How do Associate Editors (AE) select reviewers? Usually by looking a people who wrote papers in the field that are knowledgable about the paper. Some journals have editor assistance software that tries to find these people for the associate editors such as MDPI. Usually, an AE reads through the submitted paper and places special attention on the papers cited, as the authors of these papers should be knowledgable, especially if the papers have a good citation count themselves or a published in difficult to get in outlets. If it is a conference, they usually first form a program committee and then papers get reviewed by the committee. Members of the program committee can ask others to review. It's supposed to be highly co-operative. Journals keep tracks of reviewers and ask the AE to grade the reviews. Someone giving poor quality reviews is not likely to be invited again.
If you want to review, you are best of publishing papers in reasonable outlets in your field. It used to be that professors would give their Ph.D. students papers to review (for which they themselves were invited to review) and then discuss the paper with them and the student's review. This is now considered to be a breach of reviewer confidentially if it is done without the knowledge of the AE, but at least it taught students to write good reviews and in the process learn what a good paper is like. This also helped the students to write better papers themselves, of course under guidance and supervision. Being an independent researcher means of course that you are cut of from this type of training.
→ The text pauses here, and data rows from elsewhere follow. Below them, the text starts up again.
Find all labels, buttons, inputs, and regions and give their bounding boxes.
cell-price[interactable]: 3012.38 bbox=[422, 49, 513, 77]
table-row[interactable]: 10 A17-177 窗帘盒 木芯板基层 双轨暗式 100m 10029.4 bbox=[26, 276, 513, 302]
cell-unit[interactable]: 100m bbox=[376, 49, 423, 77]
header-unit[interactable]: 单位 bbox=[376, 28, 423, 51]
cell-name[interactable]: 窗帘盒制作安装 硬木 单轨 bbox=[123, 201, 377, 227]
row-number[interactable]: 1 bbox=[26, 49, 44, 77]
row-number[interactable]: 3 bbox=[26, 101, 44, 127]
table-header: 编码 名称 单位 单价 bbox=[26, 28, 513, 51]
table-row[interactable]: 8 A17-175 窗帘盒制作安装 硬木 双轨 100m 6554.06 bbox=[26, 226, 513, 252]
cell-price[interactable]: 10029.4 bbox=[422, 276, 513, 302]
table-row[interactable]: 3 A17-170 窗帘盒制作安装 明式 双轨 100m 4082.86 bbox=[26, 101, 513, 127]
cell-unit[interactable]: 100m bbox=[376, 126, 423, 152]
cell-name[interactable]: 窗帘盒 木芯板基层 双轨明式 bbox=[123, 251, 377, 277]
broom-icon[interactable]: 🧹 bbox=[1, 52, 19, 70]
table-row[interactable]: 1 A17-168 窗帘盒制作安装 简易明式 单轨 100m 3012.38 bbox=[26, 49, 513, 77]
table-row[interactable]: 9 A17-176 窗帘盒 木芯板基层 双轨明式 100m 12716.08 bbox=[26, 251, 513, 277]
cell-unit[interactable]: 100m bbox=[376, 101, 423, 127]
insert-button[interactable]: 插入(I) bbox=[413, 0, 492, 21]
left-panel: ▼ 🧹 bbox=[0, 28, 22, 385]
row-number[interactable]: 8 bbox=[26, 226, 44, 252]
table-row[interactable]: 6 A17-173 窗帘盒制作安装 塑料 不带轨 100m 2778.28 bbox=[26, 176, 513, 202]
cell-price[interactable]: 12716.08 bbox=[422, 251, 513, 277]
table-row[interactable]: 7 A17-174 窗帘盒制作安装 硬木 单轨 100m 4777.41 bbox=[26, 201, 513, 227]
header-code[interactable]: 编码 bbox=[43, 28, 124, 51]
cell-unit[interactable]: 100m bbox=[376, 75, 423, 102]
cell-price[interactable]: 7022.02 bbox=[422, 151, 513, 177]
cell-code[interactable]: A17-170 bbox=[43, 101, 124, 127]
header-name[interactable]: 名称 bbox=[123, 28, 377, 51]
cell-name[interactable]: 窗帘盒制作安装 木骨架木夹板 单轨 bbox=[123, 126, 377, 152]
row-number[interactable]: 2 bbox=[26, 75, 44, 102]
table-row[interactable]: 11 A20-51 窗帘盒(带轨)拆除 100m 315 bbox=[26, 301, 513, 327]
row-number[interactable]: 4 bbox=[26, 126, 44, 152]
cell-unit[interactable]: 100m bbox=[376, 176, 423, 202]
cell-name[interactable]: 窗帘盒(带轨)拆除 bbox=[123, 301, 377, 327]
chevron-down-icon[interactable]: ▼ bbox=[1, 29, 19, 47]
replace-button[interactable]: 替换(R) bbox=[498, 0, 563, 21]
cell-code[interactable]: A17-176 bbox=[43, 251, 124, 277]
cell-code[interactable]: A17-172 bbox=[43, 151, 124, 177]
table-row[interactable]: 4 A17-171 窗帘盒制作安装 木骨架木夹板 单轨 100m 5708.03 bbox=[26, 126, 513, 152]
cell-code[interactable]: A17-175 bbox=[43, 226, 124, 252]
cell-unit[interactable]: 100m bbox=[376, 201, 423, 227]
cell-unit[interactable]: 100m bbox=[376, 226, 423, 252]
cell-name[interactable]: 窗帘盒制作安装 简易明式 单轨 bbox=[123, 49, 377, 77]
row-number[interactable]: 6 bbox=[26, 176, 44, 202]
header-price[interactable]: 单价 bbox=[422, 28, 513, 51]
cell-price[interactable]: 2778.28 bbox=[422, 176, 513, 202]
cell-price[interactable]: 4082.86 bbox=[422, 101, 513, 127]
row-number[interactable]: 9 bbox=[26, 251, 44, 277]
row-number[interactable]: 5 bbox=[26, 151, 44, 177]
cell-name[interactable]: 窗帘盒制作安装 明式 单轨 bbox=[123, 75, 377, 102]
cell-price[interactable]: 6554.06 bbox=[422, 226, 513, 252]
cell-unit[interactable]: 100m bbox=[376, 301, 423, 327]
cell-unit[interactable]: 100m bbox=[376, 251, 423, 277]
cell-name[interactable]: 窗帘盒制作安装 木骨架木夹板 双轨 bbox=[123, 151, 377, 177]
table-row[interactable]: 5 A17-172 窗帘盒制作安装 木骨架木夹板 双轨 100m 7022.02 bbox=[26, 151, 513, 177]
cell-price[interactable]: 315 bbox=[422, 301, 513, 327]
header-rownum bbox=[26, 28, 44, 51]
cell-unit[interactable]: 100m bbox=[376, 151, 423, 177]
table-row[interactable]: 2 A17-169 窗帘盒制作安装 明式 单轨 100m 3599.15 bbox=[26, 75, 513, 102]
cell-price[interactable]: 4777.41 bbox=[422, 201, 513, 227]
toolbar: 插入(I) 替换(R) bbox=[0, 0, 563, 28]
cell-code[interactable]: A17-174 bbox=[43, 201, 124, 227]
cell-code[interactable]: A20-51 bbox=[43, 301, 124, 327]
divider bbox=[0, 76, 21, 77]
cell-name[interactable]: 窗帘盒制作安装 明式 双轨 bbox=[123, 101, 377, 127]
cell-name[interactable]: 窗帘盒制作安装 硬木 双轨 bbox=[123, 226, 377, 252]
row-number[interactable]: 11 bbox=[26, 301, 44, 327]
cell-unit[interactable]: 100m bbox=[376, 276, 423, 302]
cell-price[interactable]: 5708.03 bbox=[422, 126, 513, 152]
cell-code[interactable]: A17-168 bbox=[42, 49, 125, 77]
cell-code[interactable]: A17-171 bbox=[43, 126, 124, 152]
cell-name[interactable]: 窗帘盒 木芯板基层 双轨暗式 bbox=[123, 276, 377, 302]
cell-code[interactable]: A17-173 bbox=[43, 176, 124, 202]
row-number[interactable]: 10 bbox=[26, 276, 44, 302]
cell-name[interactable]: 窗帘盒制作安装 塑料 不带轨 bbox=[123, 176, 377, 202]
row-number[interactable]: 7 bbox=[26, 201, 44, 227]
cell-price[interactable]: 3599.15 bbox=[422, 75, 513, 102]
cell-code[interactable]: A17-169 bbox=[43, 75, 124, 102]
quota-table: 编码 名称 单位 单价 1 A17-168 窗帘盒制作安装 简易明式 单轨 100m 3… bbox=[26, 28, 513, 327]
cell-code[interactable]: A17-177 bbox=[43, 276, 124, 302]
To get invited to review you first need to have some (good) publications under your belt. If people active in conference organization and journal editing know about you, they might ask you to get involved. It is the quality of your publications that ultimately qualify you as a reviewer. Once you are considered "reviewer material", if you accept the invitation to review, make sure that you submit a good review in a timely manner and communicate with the AE if there are any problems.